Besancenot a obtenu 4,1 % des voix [lors du premier tour de l’élection présidentielle de 2007] contre seulement 1,9 % pour le leader du Parti communiste français (PCF) Marie-George Buffet et 1,3 % pour Arlette Laguiller de Lutte ouvrière (LO). Désireuse de se procurer le soutien de la LCR pour le deuxième tour, Ségolène Royal, la candidate du Parti socialiste (PS), soutenue officiellement par les bourgeois du Parti radicale de gauche (PRG) et du Mouvement républicain et citoyen (MRC) de Jean-Pierre Chevènement, a proposé à Besancenot « de participer à des réunions publiques et à une commission pour enrichir son programme de certaines [des] propositions [de la LCR] » (Libération, 27 août 2007). La LCR a repoussé cette ouverture, mais a néanmoins fini par soutenir Royal au deuxième tour.

L’équilibre des forces sur la « gauche de la gauche » balançant en sa faveur, la direction de la LCR donnait le jour au NPA afin d’attirer des éco-réformistes, des altermondialistes et des socio-démocrates dissidents. À cette fin, ils ont abandonné tout lien formel au trotskysme et au « communisme révolutionnaire », dissous la LCR et se sont présentés comme « anticapitalistes » quelconques.
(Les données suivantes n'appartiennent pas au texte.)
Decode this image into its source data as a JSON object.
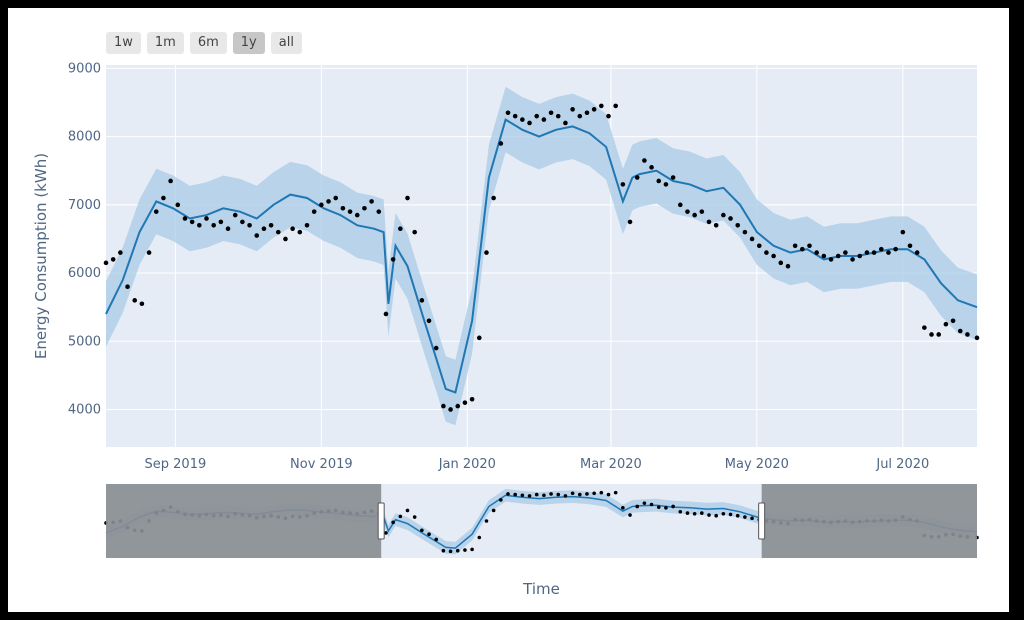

Cette rhétorique est assez banale au sein du mouvement ouvrier français. Même le PS, au cours de son Congrès d’Épinay de juin 1971, prêcha une « rupture avec le capitalisme » :

« Le congrès mandate sa nouvelle direction pour préparer un accord de gouvernement avec le PCF. La motion finale se réfère à la stratégie d’union de la gauche, à la rupture avec le capitalisme et au front de classe des travailleurs. Epinay marque le véritable départ du PS et renoue avec la synthèse traditionnelle du socialisme français : anticapitalisme, confiance dans l’action réformatrice de l’Etat, humanisme… »
— « Le Parti socialiste depuis 1971 », www.parti-socialiste.fr

Le rejet formel du trotskysme par la LCR en faveur d’une variante de ce « socialisme français » traditionnel était un message pour les partisans de Buffet, Jean-Luc Mélenchon et compagnie que le nouveau parti est pleinement dévoué à se joindre au réformisme dominant. La déclaration du NPA concernant son « indépendance » vis-à-vis d’un PS discrédité, c’est-à-dire son refus catégorique de considérer sa participation dans n’importe quel genre de coalition avec lui, n’a été qu’une manœuvre tactique. Mais elle a toutefois présenté un défi direct au PCF, qui ne peut maintenir son appareil et sa représentation parlementaire que dans le cadre d’accords électoraux avec le PS. La direction de la LCR savait que beaucoup de travailleurs, qui historiquement avaient soutenu le PCF et le PS, étaient tellement dégoûtés par les trahisons de la Gauche Plurielle qu’ils étaient indifférents au sort de leurs élus tant à l’Assemblé nationale que dans les conseils municipaux et qu’ils seraient donc attirés à un parti « anticapitaliste » nouveau et indépendant du PS.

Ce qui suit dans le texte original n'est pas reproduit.